On the same day, the Census Bureau also released rental vacancy rates across the U.S., and the market could not be tighter. The vacancy rate of 7.1 percent during 2015 first quarter, and 7 percent the quarter before, are at their lowest in about two decades.

Here’s a link to a chart with showing the ownership and rent data in more detail.

 

April 29, 2015 at 2:10 pm Leave a comment

Realtors ID 7 Million People Who Won’t Likely Buy a Home Again

The National Association of Realtors has released a report that basically says that 7 million of the 9.3 million people who were foreclosed on during the recession will not likely buy a home in the future:

According to a new study by the National Association of Realtors (NAR), nearly 1 million of the people whose homes were foreclosed upon during the financial crisis have already repurchased homes. Another 1.5 million are likely to buy again within the next five years.

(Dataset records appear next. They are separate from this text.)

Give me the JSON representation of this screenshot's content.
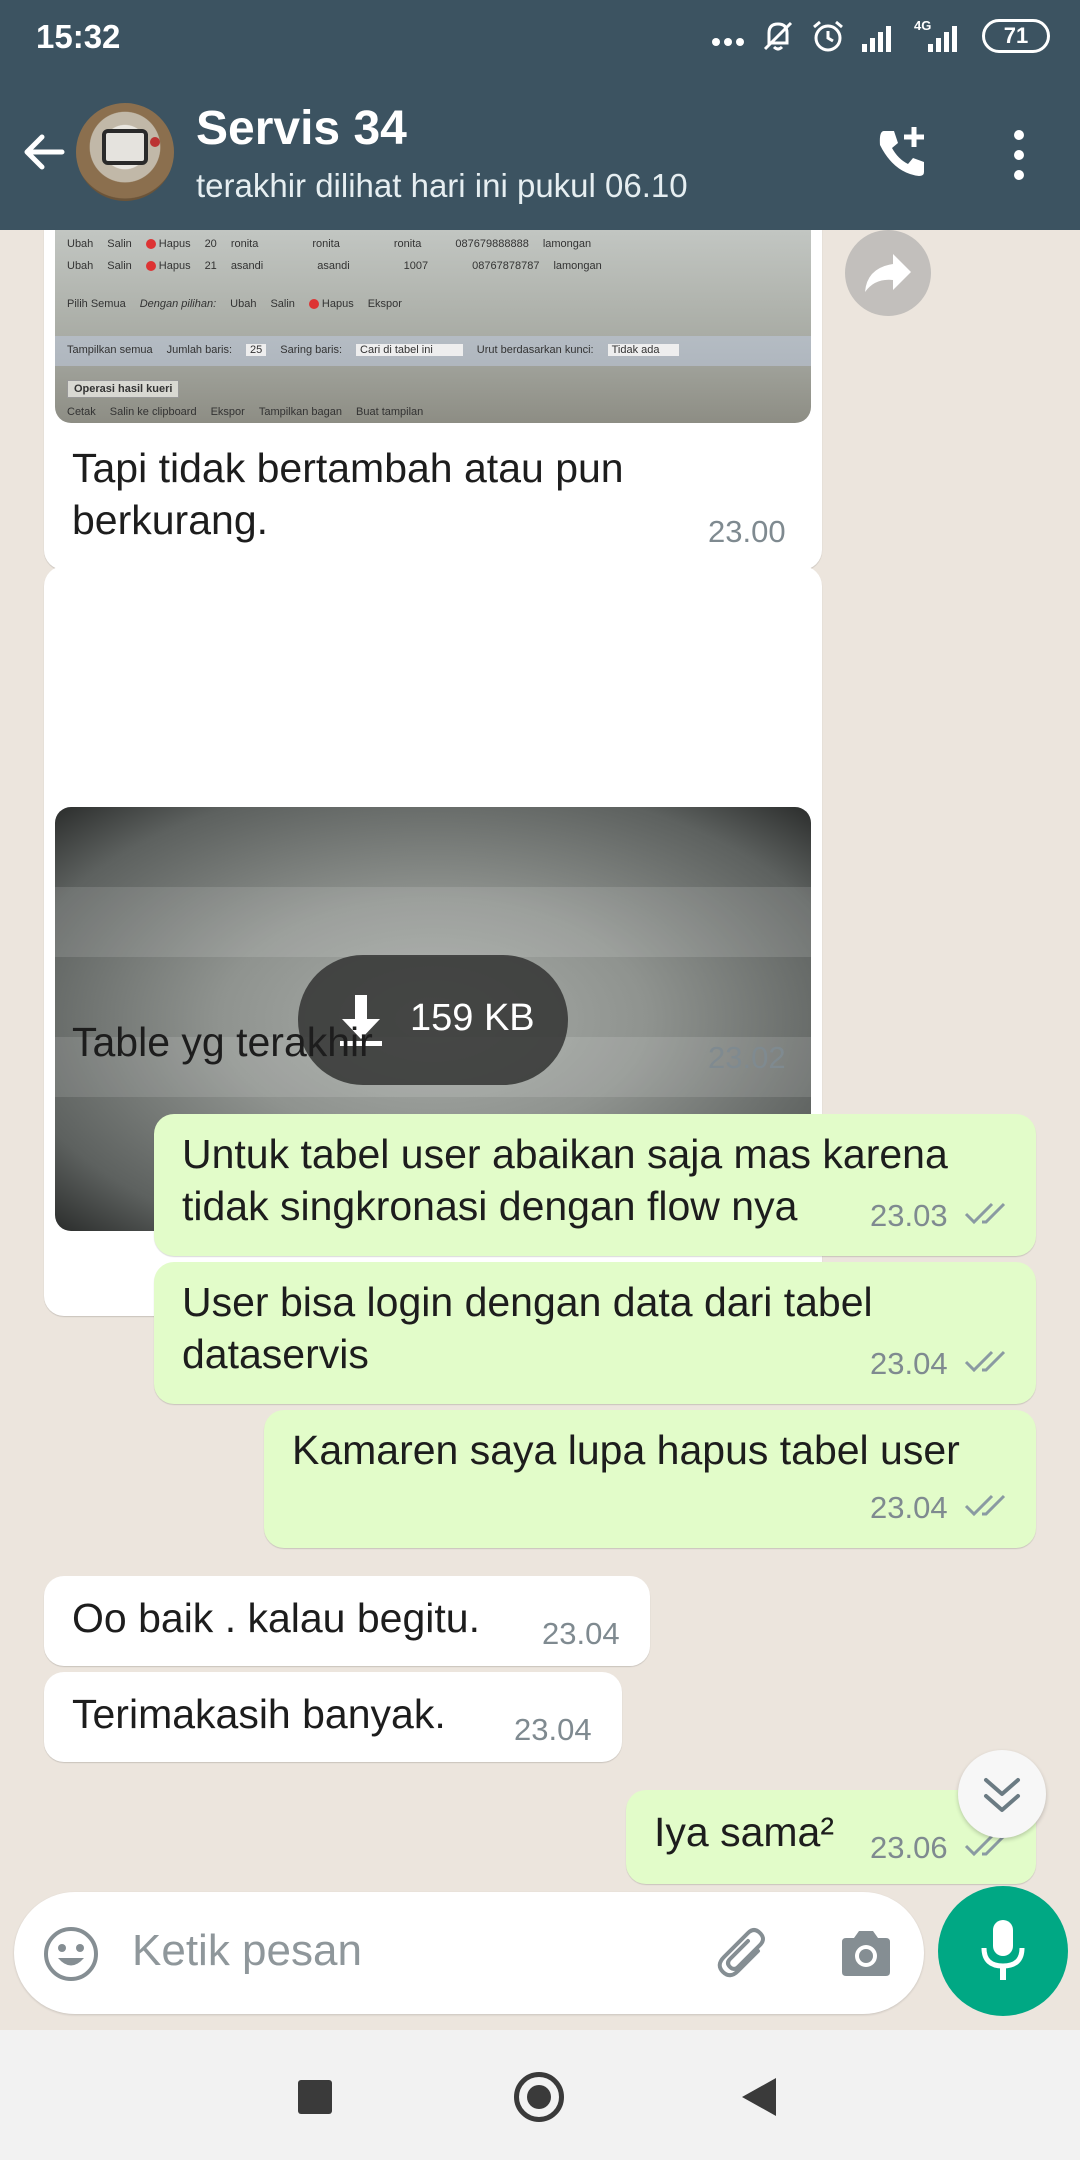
{
  "status_bar": {
    "time": "15:32",
    "battery": "71",
    "network": "4G",
    "icons": [
      "more-dots-icon",
      "silent-icon",
      "alarm-icon",
      "signal-icon",
      "signal-4g-icon",
      "battery-icon"
    ]
  },
  "header": {
    "contact_name": "Servis 34",
    "last_seen": "terakhir dilihat hari ini pukul 06.10",
    "icons": [
      "back-arrow-icon",
      "add-call-icon",
      "more-vert-icon"
    ]
  },
  "messages": [
    {
      "direction": "in",
      "type": "image-caption",
      "caption_lines": [
        "Tapi tidak bertambah atau pun",
        "berkurang."
      ],
      "time": "23.00",
      "image_text": {
        "rows": [
          [
            "Ubah",
            "Salin",
            "Hapus",
            "20",
            "ronita",
            "ronita",
            "ronita",
            "087679888888",
            "lamongan"
          ],
          [
            "Ubah",
            "Salin",
            "Hapus",
            "21",
            "asandi",
            "asandi",
            "1007",
            "08767878787",
            "lamongan"
          ]
        ],
        "select_all": [
          "Pilih Semua",
          "Dengan pilihan:",
          "Ubah",
          "Salin",
          "Hapus",
          "Ekspor"
        ],
        "controls": [
          "Tampilkan semua",
          "Jumlah baris:",
          "25",
          "Saring baris:",
          "Cari di tabel ini",
          "Urut berdasarkan kunci:",
          "Tidak ada"
        ],
        "section_title": "Operasi hasil kueri",
        "ops": [
          "Cetak",
          "Salin ke clipboard",
          "Ekspor",
          "Tampilkan bagan",
          "Buat tampilan"
        ]
      }
    },
    {
      "direction": "in",
      "type": "image-download",
      "download_size": "159 KB",
      "caption": "Table yg terakhir",
      "time": "23.02"
    },
    {
      "direction": "out",
      "lines": [
        "Untuk tabel user abaikan saja mas karena",
        "tidak singkronasi dengan flow nya"
      ],
      "time": "23.03",
      "status": "read"
    },
    {
      "direction": "out",
      "lines": [
        "User bisa login dengan data dari tabel",
        "dataservis"
      ],
      "time": "23.04",
      "status": "read"
    },
    {
      "direction": "out",
      "lines": [
        "Kamaren saya lupa hapus tabel user"
      ],
      "time": "23.04",
      "status": "read"
    },
    {
      "direction": "in",
      "lines": [
        "Oo baik . kalau begitu."
      ],
      "time": "23.04"
    },
    {
      "direction": "in",
      "lines": [
        "Terimakasih banyak."
      ],
      "time": "23.04"
    },
    {
      "direction": "out",
      "lines": [
        "Iya sama²"
      ],
      "time": "23.06",
      "status": "read"
    }
  ],
  "composer": {
    "placeholder": "Ketik pesan",
    "icons": [
      "emoji-icon",
      "attach-icon",
      "camera-icon",
      "mic-icon"
    ]
  },
  "colors": {
    "header_bg": "#3c5361",
    "chat_bg": "#ece5dd",
    "outgoing_bubble": "#e2fcc9",
    "incoming_bubble": "#ffffff",
    "accent": "#00a884",
    "read_ticks": "#8a9aa2"
  }
}
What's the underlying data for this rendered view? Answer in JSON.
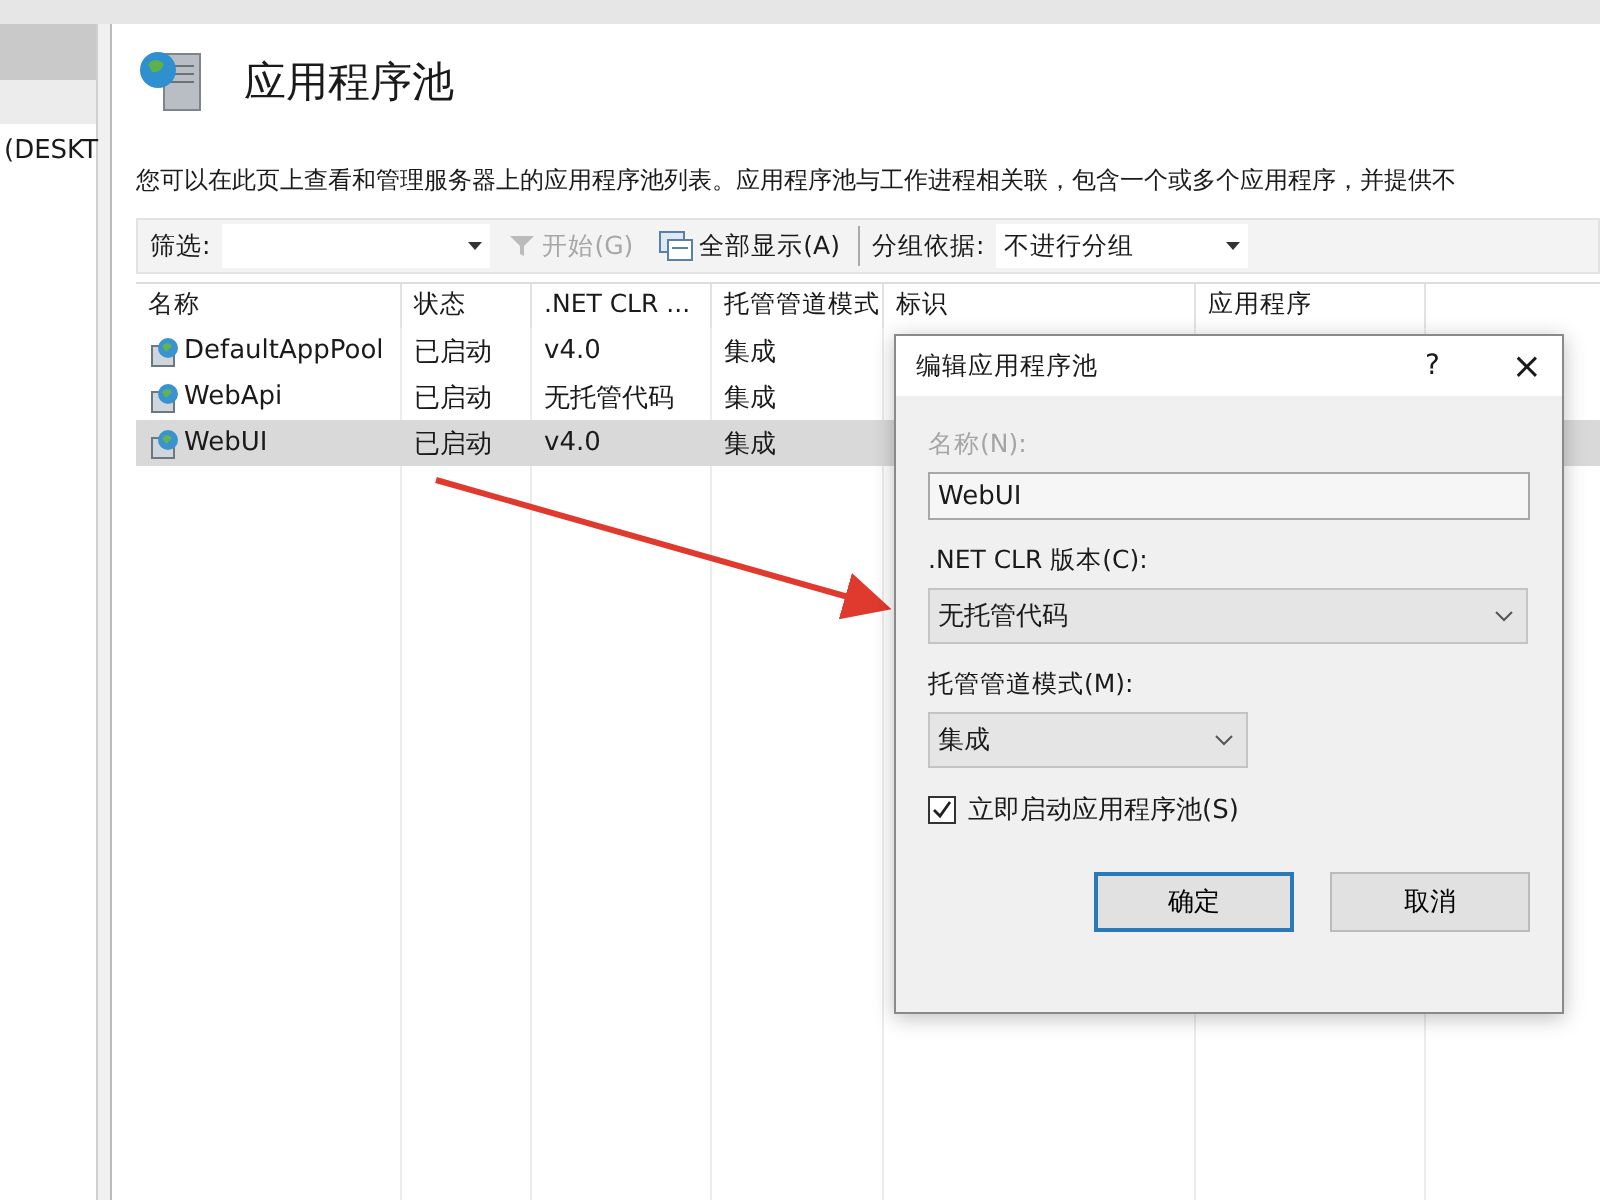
{
  "sidebar": {
    "items": [
      {
        "label": "(DESKT"
      }
    ]
  },
  "page": {
    "title": "应用程序池",
    "description": "您可以在此页上查看和管理服务器上的应用程序池列表。应用程序池与工作进程相关联，包含一个或多个应用程序，并提供不"
  },
  "toolbar": {
    "filter_label": "筛选:",
    "start_label": "开始(G)",
    "start_disabled": true,
    "show_all_label": "全部显示(A)",
    "group_label": "分组依据:",
    "group_value": "不进行分组"
  },
  "table": {
    "columns": [
      "名称",
      "状态",
      ".NET CLR ...",
      "托管管道模式",
      "标识",
      "应用程序"
    ],
    "rows": [
      {
        "cells": [
          "DefaultAppPool",
          "已启动",
          "v4.0",
          "集成"
        ],
        "selected": false
      },
      {
        "cells": [
          "WebApi",
          "已启动",
          "无托管代码",
          "集成"
        ],
        "selected": false
      },
      {
        "cells": [
          "WebUI",
          "已启动",
          "v4.0",
          "集成"
        ],
        "selected": true
      }
    ]
  },
  "dialog": {
    "title": "编辑应用程序池",
    "help": "?",
    "close": "×",
    "name_label": "名称(N):",
    "name_label_disabled": true,
    "name_value": "WebUI",
    "clr_label": ".NET CLR 版本(C):",
    "clr_value": "无托管代码",
    "pipeline_label": "托管管道模式(M):",
    "pipeline_value": "集成",
    "start_checkbox": {
      "label": "立即启动应用程序池(S)",
      "checked": true
    },
    "buttons": [
      "确定",
      "取消"
    ]
  }
}
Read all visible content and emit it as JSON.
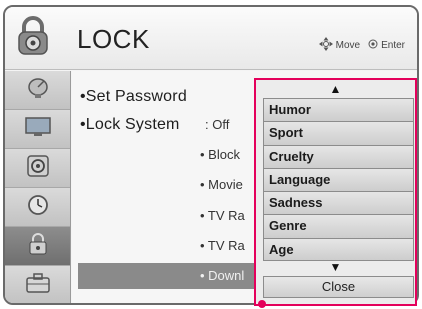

But that leaves out of the market nearly 7 million of the 9.3 million who lost their homes to foreclosure between 2006 and 2014.

“They won’t be a significant factor to the housing market going forward,” NAR Chief Economist Lawrence Yun told Bloomberg Business. “The majority of the 9.3 million won’t be coming back.”…

But one thing that will dampen the demand for many of the homeowners that went underwater is that mortgage underwriting standards have become much stricter, so people who, for example, used a subprime mortgage to purchase a home will be unlikely to re-enter the market.

“Many of them should not have gotten a mortgage to begin with,” NAR’s Yun said in his interview with Bloomberg Business.